Is there a deep learning model that has been trained on text and document images? Like ImageNet for text? I would like to experiment with projects that do OCR.

I’m not sure if it uses DL, but there’s https://github.com/tesseract-ocr/tesseract . They also provide training data. You could use that to train your own model - would be a cool project :slight_smile:

Thanks for the reply. Tesseract doesn’t use DL, I would be interested in a DL solution.

1 Like

Just use their training data with a CNN?

I wouldn’t have a clue on how to do that… I’m currently on Lesson 4.
I find it surprising noone has done this though.

I hope by the end of the course you’ll feel able to tackle this. In the meantime, there are projects such as https://github.com/pannous/tensorflow-ocr.

And for more reading: https://github.com/hs105/Deep-Learning-for-OCR

h/t @bckenstler I just learnt that there’s a new ‘Tesseract LSTM’ that uses deep learning and is much more accurate :slight_smile:

1 Like

Yes! It’s performs way better than the current official release. Unfortunately, since it’s an alpha build you must build it from source, it can be a pain to compile.

You can find the full guide here https://github.com/tesseract-ocr/tesseract/wiki/Compiling. I highly recommend you follow along to the two videos linked on that page!

1 Like

There is another OCR tool called https://github.com/tmbdev/ocropy, though I don’t have a sense as of now on which is better.

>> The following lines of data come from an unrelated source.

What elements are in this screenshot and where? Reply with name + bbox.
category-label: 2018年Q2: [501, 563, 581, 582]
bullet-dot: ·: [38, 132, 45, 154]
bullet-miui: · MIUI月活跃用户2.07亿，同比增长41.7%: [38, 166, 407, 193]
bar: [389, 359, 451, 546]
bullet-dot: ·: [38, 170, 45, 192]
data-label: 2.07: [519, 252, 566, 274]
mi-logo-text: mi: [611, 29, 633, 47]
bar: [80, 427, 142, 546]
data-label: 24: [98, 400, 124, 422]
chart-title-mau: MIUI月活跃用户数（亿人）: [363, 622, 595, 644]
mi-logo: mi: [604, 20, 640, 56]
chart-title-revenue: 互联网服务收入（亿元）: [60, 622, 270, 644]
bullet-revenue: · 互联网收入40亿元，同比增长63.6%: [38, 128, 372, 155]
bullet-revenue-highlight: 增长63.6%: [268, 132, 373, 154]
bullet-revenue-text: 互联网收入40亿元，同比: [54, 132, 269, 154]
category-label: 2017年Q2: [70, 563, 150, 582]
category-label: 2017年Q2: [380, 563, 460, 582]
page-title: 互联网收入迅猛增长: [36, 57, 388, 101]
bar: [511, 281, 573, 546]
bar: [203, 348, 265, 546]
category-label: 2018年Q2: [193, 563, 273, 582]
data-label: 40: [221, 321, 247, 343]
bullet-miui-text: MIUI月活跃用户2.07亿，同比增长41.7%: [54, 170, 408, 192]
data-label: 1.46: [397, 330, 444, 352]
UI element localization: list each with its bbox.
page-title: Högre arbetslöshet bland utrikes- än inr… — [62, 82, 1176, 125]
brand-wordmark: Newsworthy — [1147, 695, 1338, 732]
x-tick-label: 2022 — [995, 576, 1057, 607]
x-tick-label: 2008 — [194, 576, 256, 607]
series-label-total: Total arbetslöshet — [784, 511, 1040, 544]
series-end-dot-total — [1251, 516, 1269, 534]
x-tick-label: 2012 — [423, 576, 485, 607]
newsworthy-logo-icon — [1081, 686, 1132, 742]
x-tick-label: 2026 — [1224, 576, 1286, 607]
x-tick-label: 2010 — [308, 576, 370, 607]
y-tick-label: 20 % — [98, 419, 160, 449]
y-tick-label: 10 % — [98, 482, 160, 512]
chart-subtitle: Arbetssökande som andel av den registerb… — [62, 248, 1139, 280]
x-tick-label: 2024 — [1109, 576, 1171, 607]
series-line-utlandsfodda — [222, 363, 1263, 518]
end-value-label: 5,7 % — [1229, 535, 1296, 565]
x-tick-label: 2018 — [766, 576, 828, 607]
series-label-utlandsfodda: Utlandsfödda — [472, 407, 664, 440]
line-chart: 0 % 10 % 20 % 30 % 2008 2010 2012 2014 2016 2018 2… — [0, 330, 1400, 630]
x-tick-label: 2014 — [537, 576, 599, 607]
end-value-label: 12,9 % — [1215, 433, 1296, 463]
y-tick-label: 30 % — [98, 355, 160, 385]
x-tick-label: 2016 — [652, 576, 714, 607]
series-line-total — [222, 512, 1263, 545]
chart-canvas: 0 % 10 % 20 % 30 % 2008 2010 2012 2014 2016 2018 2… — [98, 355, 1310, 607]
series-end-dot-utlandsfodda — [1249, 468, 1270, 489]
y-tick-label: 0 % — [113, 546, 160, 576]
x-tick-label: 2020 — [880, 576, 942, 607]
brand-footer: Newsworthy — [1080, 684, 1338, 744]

If you want to be more in control of the details, first read this.

https://blogs.dropbox.com/tech/2017/04/creating-a-modern-ocr-pipeline-using-computer-vision-and-deep-learning/

They give a lot of detail on architectures that worked for them. Here is a Keras implementation

I’m working on an OCR project myself and am only in the research phase. If you make any progress, I’d love to learn from you (and I’d be equally happy to share my notes).

Bump!

I’m working on an ocr project as well. I can recognise words pretty well now using CNN+LSTM+CTC however I would like to segment lines of text now. I’ve been trying to implement this method in the following research paper https://arxiv.org/pdf/1704.08628.pdf (Without the 2D LSTM to start), however I am struggling to even get the basic network working as its a FCN I’m not sure how to structure the output in keras/tensorflow. Is anyone able to help ?